Somewhere in the hotel is hidden a renegade cop. An almost Frankenstein monster made up with skin grafts from the tongues of other police who were slaughtered in a battle along side him. The skin grafts saved his life, and give him the odd side effect of tasting everything that comes into contact with his flesh (he’s grown a taste for wearing leather). Another unfortunate side effect of the skin grafts is the addition of voices in his head, and propensity for extreme violent and perverse behavior when it comes to interrogations. In one interrogation he dresses the suspect like a gimp, forces him to perform fellatio on him, and then blasts him in the head point blank. Another squirm inducing scene has him pulling a suspects tooth out with pliers.
Unwittingly Jenny makes friends with him, not knowing how completely insane and dangerous he is. Meanwhile Alec is close to finding the identity of her brothers killer, but little does she know that he is living in the same building as her, and soon all three of their paths will come together violently.

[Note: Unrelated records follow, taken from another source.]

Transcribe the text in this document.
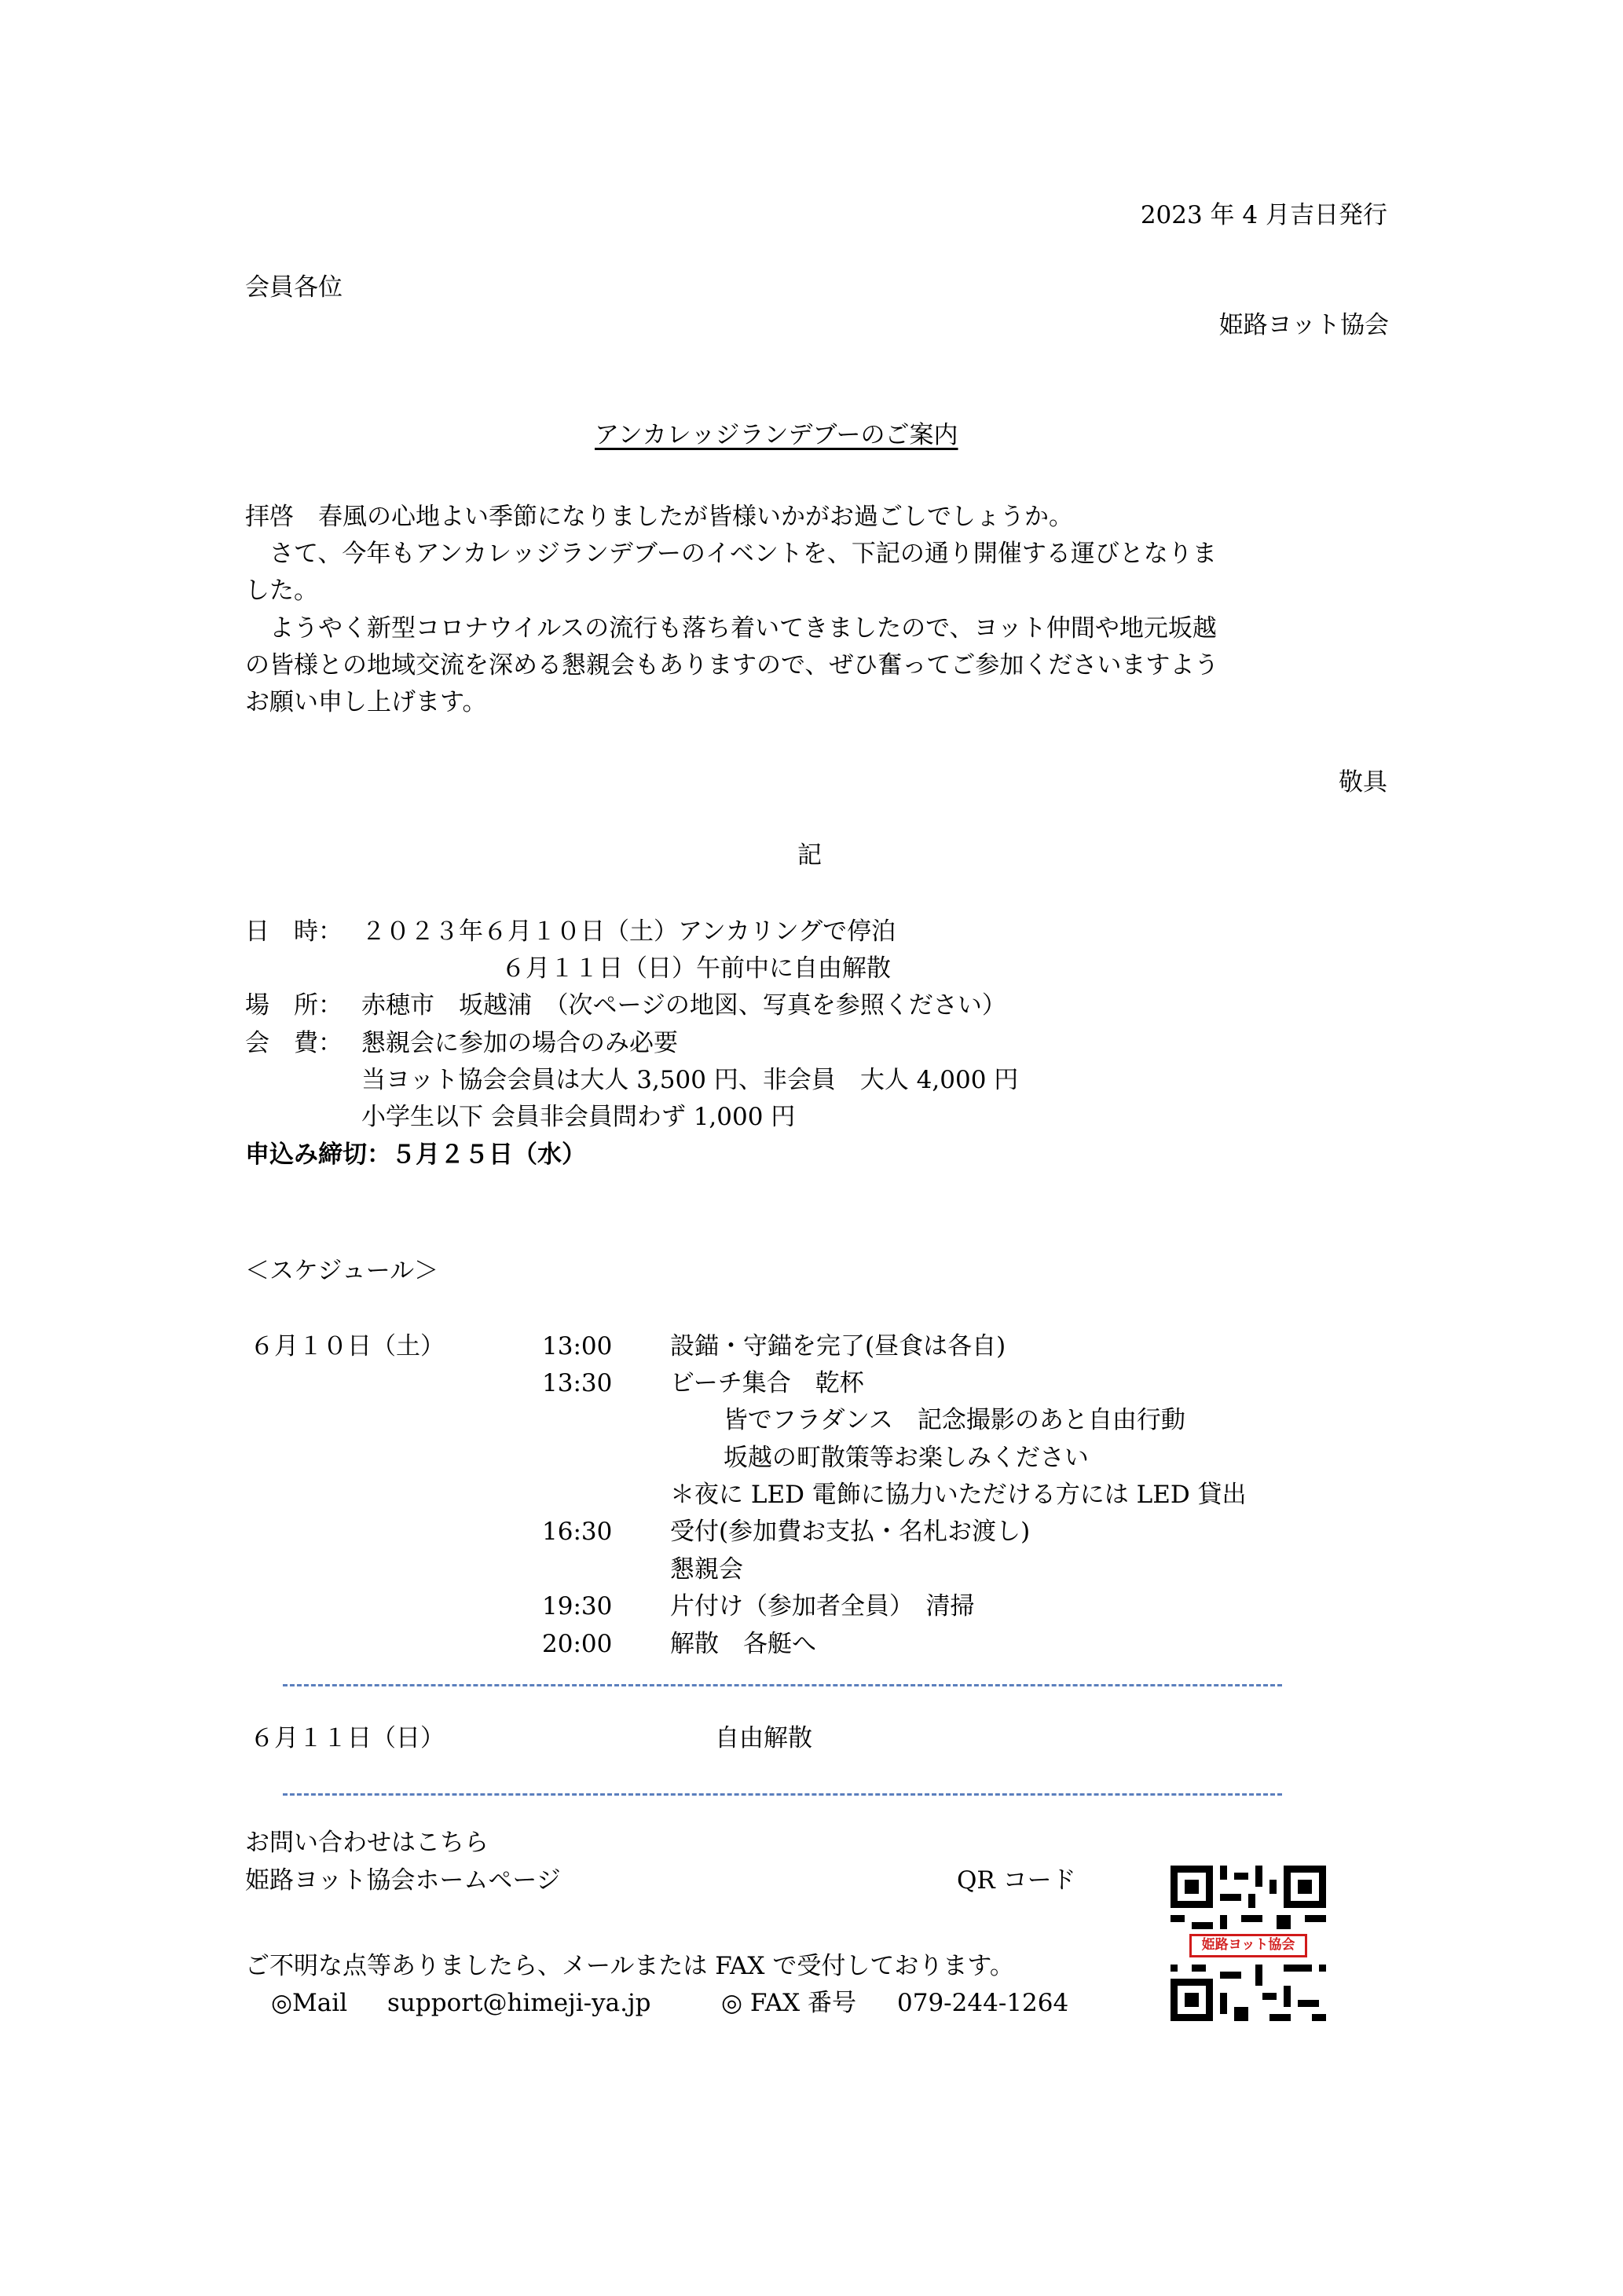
2023 年 4 月吉日発行
会員各位
姫路ヨット協会
アンカレッジランデブーのご案内
拝啓　春風の心地よい季節になりましたが皆様いかがお過ごしでしょうか。
　さて、今年もアンカレッジランデブーのイベントを、下記の通り開催する運びとなりま
した。
　ようやく新型コロナウイルスの流行も落ち着いてきましたので、ヨット仲間や地元坂越
の皆様との地域交流を深める懇親会もありますので、ぜひ奮ってご参加くださいますよう
お願い申し上げます。
敬具
記
日　時： ２０２３年６月１０日（土）アンカリングで停泊
６月１１日（日）午前中に自由解散
場　所： 赤穂市　坂越浦　（次ページの地図、写真を参照ください）
会　費： 懇親会に参加の場合のみ必要
当ヨット協会会員は大人 3,500 円、非会員　大人 4,000 円
小学生以下 会員非会員問わず 1,000 円
申込み締切：５月２５日（水）
＜スケジュール＞
６月１０日（土）	13:00 設錨・守錨を完了(昼食は各自)
13:30 ビーチ集合　乾杯
　 皆でフラダンス　記念撮影のあと自由行動
　 坂越の町散策等お楽しみください
＊夜に LED 電飾に協力いただける方には LED 貸出
16:30 受付(参加費お支払・名札お渡し)
懇親会
19:30 片付け（参加者全員）　清掃
20:00 解散　各艇へ
６月１１日（日）	自由解散
お問い合わせはこちら
姫路ヨット協会ホームページ	QR コード
姫路ヨット協会
ご不明な点等ありましたら、メールまたは FAX で受付しております。
◎Mail support@himeji-ya.jp	◎ FAX 番号 079-244-1264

Where Shatter Dead was one characters journey through many locations, all of the action in Sixteen Tongues takes place in the closed confines of a hotel. In the future the presence of pornography suffocates everything, from flyers and pages pasted to every open wall space, to the eternally blasting television which broadcasts nothing but porn ads until you pay to turn off the television with your credit card. Mr. McCrae’s new film has a much more controlled sense of atmosphere with the limited locations, and it benefits the small personal cyberpunk tale. In the hallways of the hotel there is no escape from the human refuse which litters the floors, begging for money or sexual favors.
The dialogue is extremely well written, ranging from poetic to extremely crude and funny. The film does contain a lot of sexual situations, but this time I didn’t think it caused any harm, since believe it or not it did add depth to the characters. Sadly, although Mr. McCrae has vision and creativity, the things he lacks in Sixteen Tongues are budget and strong actors. Sometimes his writing is just too heavy for the amateur actors, and it’s a shame when a good line isn’t handled appropriately. The digital video, and minimal art department pull you out of the story occasionally, but doesn’t overtake the experience. The budget on this film is non-existent, and it shows, but Sixteen Tongues makes up for it with creativity, great characters, sharp dialogue, and a wicked dark sense of humor.